Strategically Robust Multi-Agent Reinforcement Learning with Linear Function Approximation

Provably efficient and robust equilibrium computation in general-sum Markov games remains a core challenge in multi-agent reinforcement learning. Nash equilibrium is computationally intractable in general and brittle due to equilibrium multiplicity and sensitivity to approximation error. We study Risk-Sensitive Quantal Response Equilibrium (RQRE), which yields a unique, smooth solution under bounded rationality and risk sensitivity. We propose \texttt{RQRE-OVI}, an optimistic value iteration algorithm for computing RQRE with linear function approximation in large or continuous state spaces. Through finite-sample regret analysis, we establish convergence and explicitly characterize how sample complexity scales with rationality and risk-sensitivity parameters. The regret bounds reveal a quantitative tradeoff: increasing rationality tightens regret, while risk sensitivity induces regularization that enhances stability and robustness. This exposes a Pareto frontier between expected performance and robustness, with Nash recovered in the limit of perfect rationality and risk neutrality. We further show that the RQRE policy map is Lipschitz continuous in estimated payoffs, unlike Nash, and RQRE admits a distributionally robust optimization interpretation. Empirically, we demonstrate that \texttt{RQRE-OVI} achieves competitive performance under self-play while producing substantially more robust behavior under cross-play compared to Nash-based approaches. These results suggest \texttt{RQRE-OVI} offers a principled, scalable, and tunable path for equilibrium learning with improved robustness and generalization.

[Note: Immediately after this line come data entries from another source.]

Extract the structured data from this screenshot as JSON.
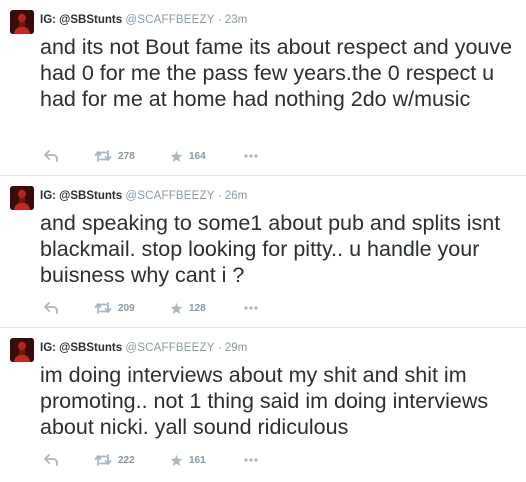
{
  "tweets": [
    {
      "name": "IG: @SBStunts",
      "handle": "@SCAFFBEEZY",
      "separator": "·",
      "time": "23m",
      "text": "and its not Bout fame its about respect and youve had 0 for me the pass few years.the 0 respect u had for me at home had nothing 2do w/music",
      "retweets": "278",
      "favorites": "164"
    },
    {
      "name": "IG: @SBStunts",
      "handle": "@SCAFFBEEZY",
      "separator": "·",
      "time": "26m",
      "text": "and speaking to some1 about pub and splits isnt blackmail. stop looking for pitty.. u handle your buisness why cant i ?",
      "retweets": "209",
      "favorites": "128"
    },
    {
      "name": "IG: @SBStunts",
      "handle": "@SCAFFBEEZY",
      "separator": "·",
      "time": "29m",
      "text": "im doing interviews about my shit and shit im promoting.. not 1 thing said im doing interviews about nicki. yall sound ridiculous",
      "retweets": "222",
      "favorites": "161"
    }
  ],
  "icons": {
    "reply": "reply-arrow-icon",
    "retweet": "retweet-icon",
    "favorite": "star-icon",
    "more": "ellipsis-icon"
  },
  "colors": {
    "text": "#292f33",
    "muted": "#8899a6",
    "icon": "#aab8c2",
    "divider": "#e1e8ed"
  }
}
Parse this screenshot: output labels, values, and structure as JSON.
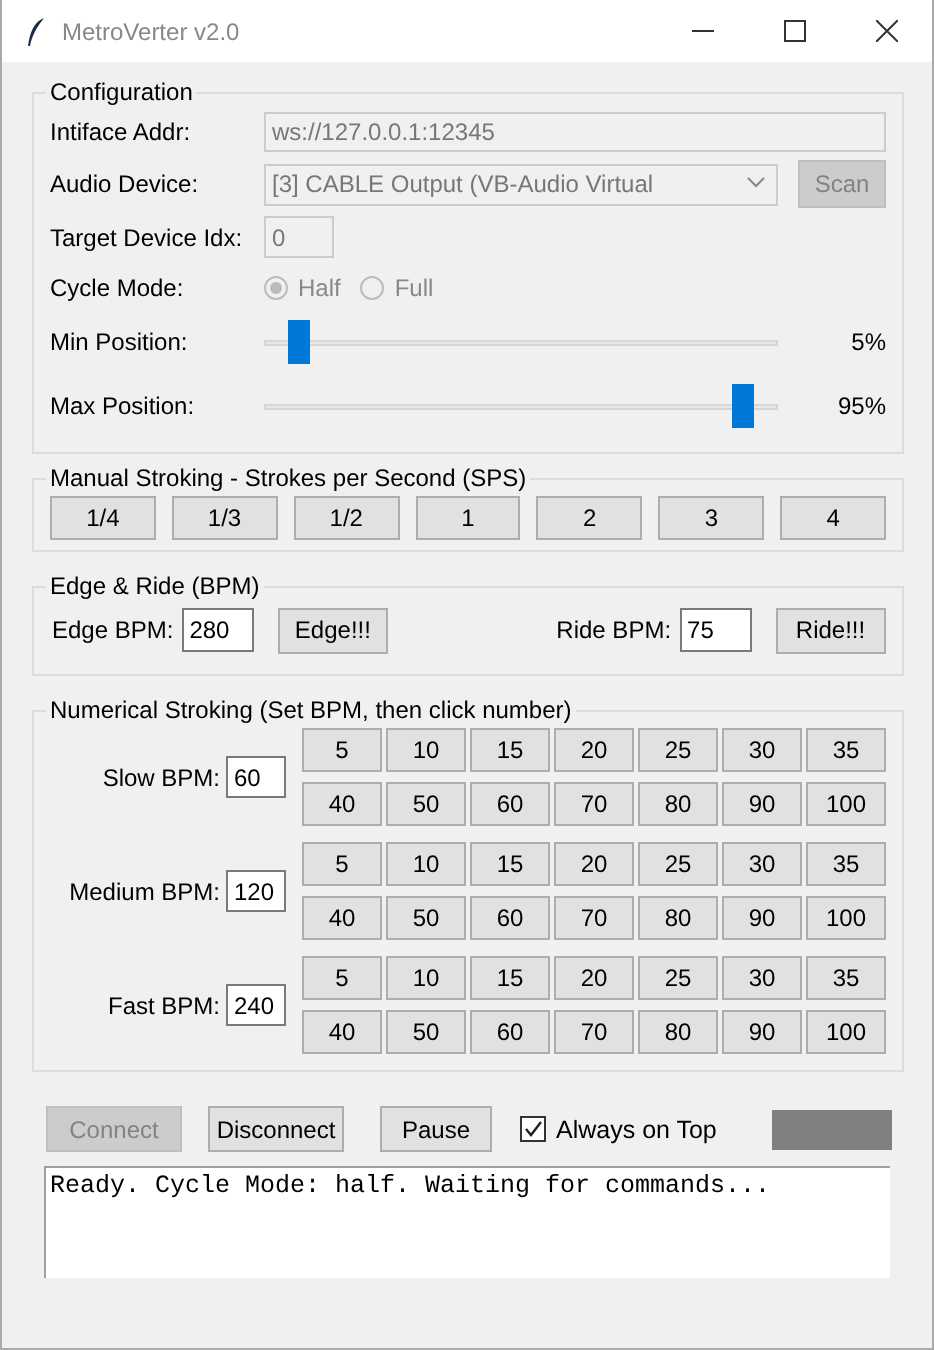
{
  "window": {
    "title": "MetroVerter v2.0"
  },
  "configuration": {
    "title": "Configuration",
    "interface_addr": {
      "label": "Intiface Addr:",
      "value": "ws://127.0.0.1:12345",
      "disabled": true
    },
    "audio_device": {
      "label": "Audio Device:",
      "value": "[3] CABLE Output (VB-Audio Virtual",
      "disabled": true,
      "scan": {
        "label": "Scan",
        "disabled": true
      }
    },
    "target_device_idx": {
      "label": "Target Device Idx:",
      "value": "0",
      "disabled": true
    },
    "cycle_mode": {
      "label": "Cycle Mode:",
      "disabled": true,
      "options": [
        {
          "label": "Half",
          "selected": true
        },
        {
          "label": "Full",
          "selected": false
        }
      ]
    },
    "sliders": [
      {
        "label": "Min Position:",
        "level": 0.05,
        "reading": "5%"
      },
      {
        "label": "Max Position:",
        "level": 0.95,
        "reading": "95%"
      }
    ]
  },
  "manual_stroking": {
    "title": "Manual Stroking - Strokes per Second (SPS)",
    "buttons": [
      "1/4",
      "1/3",
      "1/2",
      "1",
      "2",
      "3",
      "4"
    ]
  },
  "edge_ride": {
    "title": "Edge & Ride (BPM)",
    "items": [
      {
        "label": "Edge BPM:",
        "value": "280",
        "button": "Edge!!!"
      },
      {
        "label": "Ride BPM:",
        "value": "75",
        "button": "Ride!!!"
      }
    ]
  },
  "numerical_stroking": {
    "title": "Numerical Stroking (Set BPM, then click number)",
    "groups": [
      {
        "label": "Slow BPM:",
        "value": "60",
        "buttons": [
          "5",
          "10",
          "15",
          "20",
          "25",
          "30",
          "35",
          "40",
          "50",
          "60",
          "70",
          "80",
          "90",
          "100"
        ]
      },
      {
        "label": "Medium BPM:",
        "value": "120",
        "buttons": [
          "5",
          "10",
          "15",
          "20",
          "25",
          "30",
          "35",
          "40",
          "50",
          "60",
          "70",
          "80",
          "90",
          "100"
        ]
      },
      {
        "label": "Fast BPM:",
        "value": "240",
        "buttons": [
          "5",
          "10",
          "15",
          "20",
          "25",
          "30",
          "35",
          "40",
          "50",
          "60",
          "70",
          "80",
          "90",
          "100"
        ]
      }
    ]
  },
  "controls": {
    "buttons": [
      {
        "label": "Connect",
        "disabled": true
      },
      {
        "label": "Disconnect",
        "disabled": false
      },
      {
        "label": "Pause",
        "disabled": false
      }
    ],
    "always_on_top": {
      "label": "Always on Top",
      "checked": true
    },
    "status_indicator": {
      "color": "#808080"
    }
  },
  "log": {
    "text": "Ready. Cycle Mode: half. Waiting for commands..."
  }
}
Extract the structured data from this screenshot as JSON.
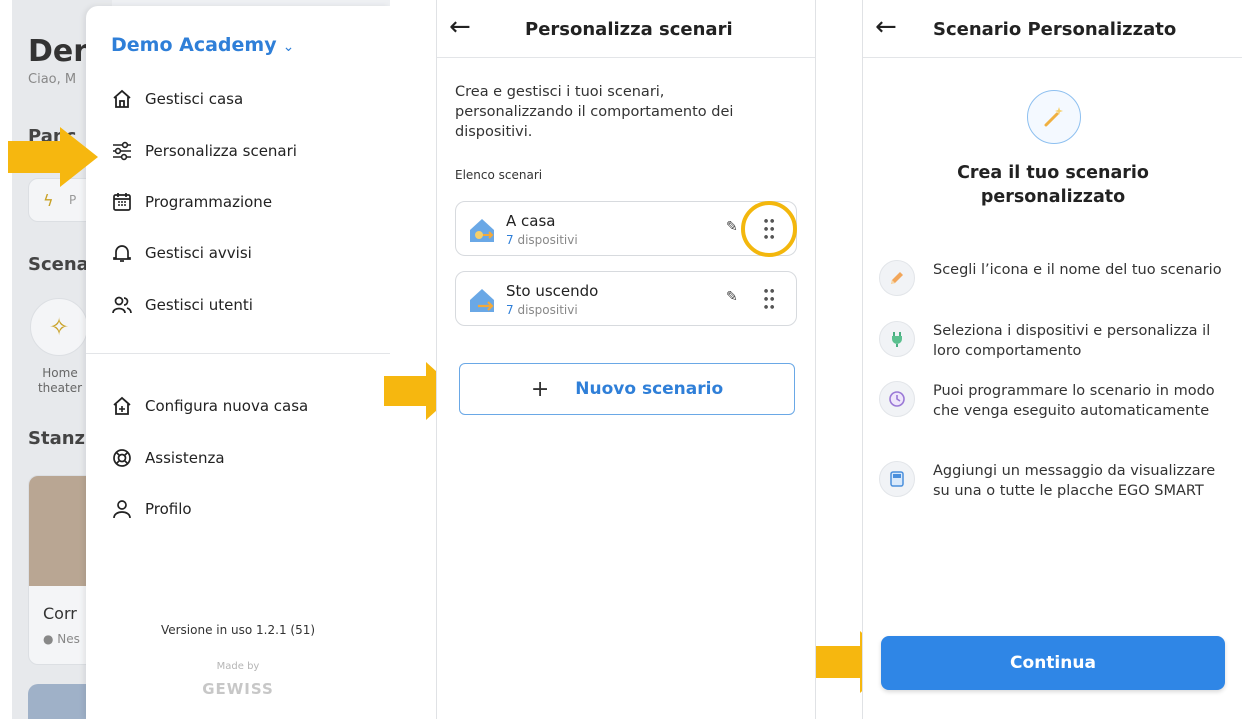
{
  "background_app": {
    "title_partial": "Den",
    "greeting_partial": "Ciao, M",
    "section_1_partial": "Panc",
    "section_2_partial": "Scena",
    "section_3_partial": "Stanz",
    "scenario_label": "Home theater",
    "room_name_partial": "Corr",
    "room_status_partial": "Nes"
  },
  "drawer": {
    "account_name": "Demo Academy",
    "menu_top": [
      {
        "label": "Gestisci casa",
        "icon": "home-icon"
      },
      {
        "label": "Personalizza scenari",
        "icon": "sliders-icon"
      },
      {
        "label": "Programmazione",
        "icon": "calendar-icon"
      },
      {
        "label": "Gestisci avvisi",
        "icon": "bell-icon"
      },
      {
        "label": "Gestisci utenti",
        "icon": "users-icon"
      }
    ],
    "menu_bottom": [
      {
        "label": "Configura nuova casa",
        "icon": "home-plus-icon"
      },
      {
        "label": "Assistenza",
        "icon": "lifebuoy-icon"
      },
      {
        "label": "Profilo",
        "icon": "user-icon"
      }
    ],
    "version": "Versione in uso 1.2.1 (51)",
    "made_by": "Made by",
    "brand": "GEWISS"
  },
  "scenari_screen": {
    "title": "Personalizza scenari",
    "description": "Crea e gestisci i tuoi scenari, personalizzando il comportamento dei dispositivi.",
    "list_label": "Elenco scenari",
    "scenarios": [
      {
        "name": "A casa",
        "count": "7",
        "count_unit": "dispositivi"
      },
      {
        "name": "Sto uscendo",
        "count": "7",
        "count_unit": "dispositivi"
      }
    ],
    "new_button_icon": "+",
    "new_button": "Nuovo scenario"
  },
  "custom_screen": {
    "title": "Scenario Personalizzato",
    "heading_line1": "Crea il tuo scenario",
    "heading_line2": "personalizzato",
    "features": [
      {
        "icon": "pencil-icon",
        "text": "Scegli l’icona e il nome del tuo scenario"
      },
      {
        "icon": "plug-icon",
        "text": "Seleziona i dispositivi e personalizza il loro comportamento"
      },
      {
        "icon": "clock-icon",
        "text": "Puoi programmare lo scenario in modo che venga eseguito automaticamente"
      },
      {
        "icon": "panel-icon",
        "text": "Aggiungi un messaggio da visualizzare su una o tutte le placche EGO SMART"
      }
    ],
    "continue_button": "Continua"
  },
  "colors": {
    "accent_blue": "#2f7fd8",
    "highlight_yellow": "#f3b70d"
  }
}
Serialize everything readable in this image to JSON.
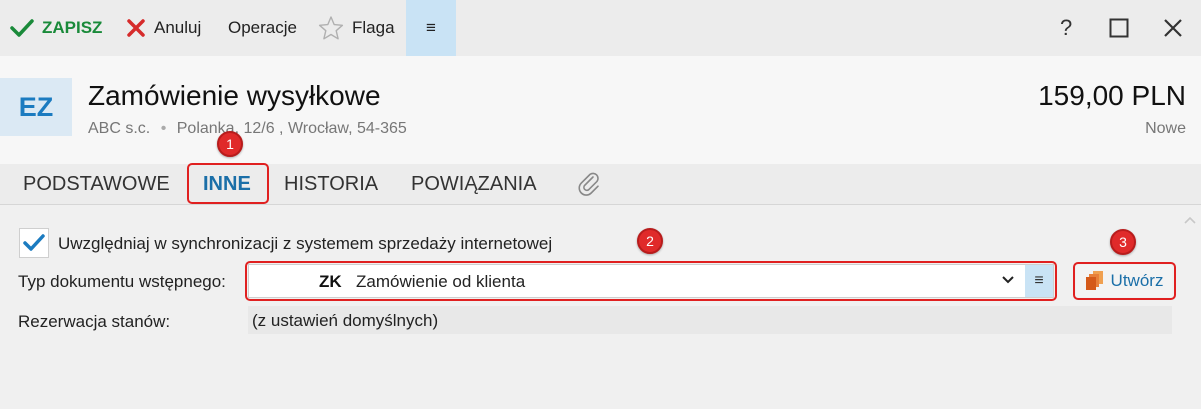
{
  "toolbar": {
    "save_label": "ZAPISZ",
    "cancel_label": "Anuluj",
    "operations_label": "Operacje",
    "flag_label": "Flaga",
    "menu_glyph": "≡",
    "help_glyph": "?",
    "colors": {
      "save": "#1a8a3a",
      "cancel": "#d62b2b",
      "menu_bg": "#c9e3f5"
    }
  },
  "header": {
    "doc_type_code": "EZ",
    "title": "Zamówienie wysyłkowe",
    "company": "ABC s.c.",
    "separator": "•",
    "address": "Polanka, 12/6 , Wrocław, 54-365",
    "amount": "159,00 PLN",
    "status": "Nowe"
  },
  "tabs": [
    {
      "label": "PODSTAWOWE",
      "active": false
    },
    {
      "label": "INNE",
      "active": true
    },
    {
      "label": "HISTORIA",
      "active": false
    },
    {
      "label": "POWIĄZANIA",
      "active": false
    }
  ],
  "form": {
    "sync_checkbox": {
      "label": "Uwzględniaj w synchronizacji z systemem sprzedaży internetowej",
      "checked": true
    },
    "doc_type": {
      "label": "Typ dokumentu wstępnego:",
      "code": "ZK",
      "value": "Zamówienie od klienta",
      "menu_glyph": "≡"
    },
    "create_button_label": "Utwórz",
    "reservation": {
      "label": "Rezerwacja stanów:",
      "value": "(z ustawień domyślnych)"
    }
  },
  "annotations": [
    {
      "number": "1"
    },
    {
      "number": "2"
    },
    {
      "number": "3"
    }
  ],
  "icons": [
    "check-icon",
    "close-icon",
    "star-icon",
    "menu-icon",
    "help-icon",
    "maximize-icon",
    "attachment-icon",
    "chevron-down-icon",
    "copy-icon",
    "chevron-up-icon"
  ],
  "accent_color": "#1b6fa8"
}
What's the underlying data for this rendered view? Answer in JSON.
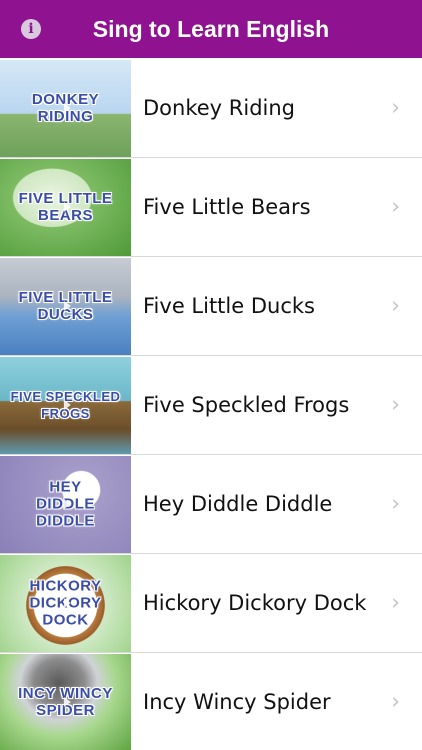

翻译：在一般和马尔可夫博弈中实现可证明高效且鲁棒的均衡计算，仍然是多智能体强化学习的核心挑战。纳什均衡在计算上通常是难解的，并且由于均衡的多重性以及对近似误差的敏感性而显得脆弱。我们研究了风险敏感量化响应均衡，该均衡在有界理性和风险敏感性条件下能产生唯一且平滑的解。我们提出了\texttt{RQRE-OVI}，一种用于在大型或连续状态空间中计算具有线性函数逼近的RQRE的乐观值迭代算法。通过有限样本遗憾分析，我们建立了收敛性，并明确刻画了样本复杂度如何随理性和风险敏感性参数变化。遗憾界揭示了一个定量的权衡：提高理性会收紧遗憾，而风险敏感性则引入正则化，从而增强稳定性和鲁棒性。这暴露了期望性能与鲁棒性之间的帕累托前沿，其中纳什均衡在完全理性和风险中性的极限情况下得以恢复。我们进一步证明，与纳什均衡不同，RQRE策略映射在估计收益上是利普希茨连续的，并且RQRE允许一个分布鲁棒优化的解释。实证结果表明，与基于纳什均衡的方法相比，\texttt{RQRE-OVI}在自对弈下实现了有竞争力的性能，同时在交叉对弈下产生了显著更鲁棒的行为。这些结果表明，\texttt{RQRE-OVI}为均衡学习提供了一条原则性、可扩展且可调优的路径，具有改进的鲁棒性和泛化能力。